Tripod features three delicate legs supporting a colourful body, three insect-eye spheres made of precision lens-quality glass, and a clock dial making one full revolution in 36 hours that indicates three sets of hours and minutes. Underneath the dial is a 182-component three-dimensional sculptural movement crafted on three levels by L’Épée 1839 with a vertical balance slowly beating at a traditional 2.5Hz (18,000vph). Time-setting and winding are by key, and when fully wound the movement offers a generous eight-day power reserve.

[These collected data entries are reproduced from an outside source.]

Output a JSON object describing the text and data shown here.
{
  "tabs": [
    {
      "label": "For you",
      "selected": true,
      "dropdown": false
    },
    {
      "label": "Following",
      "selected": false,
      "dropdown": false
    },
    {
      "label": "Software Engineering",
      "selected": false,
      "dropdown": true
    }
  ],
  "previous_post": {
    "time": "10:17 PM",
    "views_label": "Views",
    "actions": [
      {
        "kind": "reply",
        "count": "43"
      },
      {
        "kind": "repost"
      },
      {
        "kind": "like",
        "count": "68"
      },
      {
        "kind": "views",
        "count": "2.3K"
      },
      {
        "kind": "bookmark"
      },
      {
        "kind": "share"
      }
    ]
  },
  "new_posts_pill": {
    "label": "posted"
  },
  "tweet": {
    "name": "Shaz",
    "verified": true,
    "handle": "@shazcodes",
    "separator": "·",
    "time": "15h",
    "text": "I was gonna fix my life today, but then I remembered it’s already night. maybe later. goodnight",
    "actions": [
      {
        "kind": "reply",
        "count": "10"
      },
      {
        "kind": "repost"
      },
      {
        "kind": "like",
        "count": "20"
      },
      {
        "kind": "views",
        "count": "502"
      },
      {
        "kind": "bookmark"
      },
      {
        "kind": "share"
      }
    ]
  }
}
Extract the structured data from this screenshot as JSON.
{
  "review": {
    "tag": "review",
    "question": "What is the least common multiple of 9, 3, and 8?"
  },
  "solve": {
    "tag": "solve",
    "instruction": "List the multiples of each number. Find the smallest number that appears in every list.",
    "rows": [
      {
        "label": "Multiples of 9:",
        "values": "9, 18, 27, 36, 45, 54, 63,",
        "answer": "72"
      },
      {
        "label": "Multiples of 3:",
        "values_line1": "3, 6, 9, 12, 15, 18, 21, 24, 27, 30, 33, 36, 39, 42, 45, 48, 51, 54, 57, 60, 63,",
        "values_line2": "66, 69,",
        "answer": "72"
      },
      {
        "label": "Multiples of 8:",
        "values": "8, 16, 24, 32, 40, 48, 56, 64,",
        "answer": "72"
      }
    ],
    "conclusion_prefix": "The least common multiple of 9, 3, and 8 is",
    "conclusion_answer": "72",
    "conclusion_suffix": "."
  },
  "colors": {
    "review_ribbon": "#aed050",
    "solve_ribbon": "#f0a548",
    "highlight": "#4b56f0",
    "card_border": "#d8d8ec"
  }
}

An essential element of Tripod is indicating the time, which is done by looking down on the dial composed of rotating disks. But this clock requires some interaction between Man and Machine: the observer reads the time thanks to three optical spheres, each magnifying the clock’s numerals and making them legible. To allow all three of the “insect eyes” to show the time from any angle, the dial features three sets of numerals 1-12, meaning that the dial completes a full rotation in 36 hours instead of the customary 12 hours. The time is visible through one of the magnifying lenses at any time.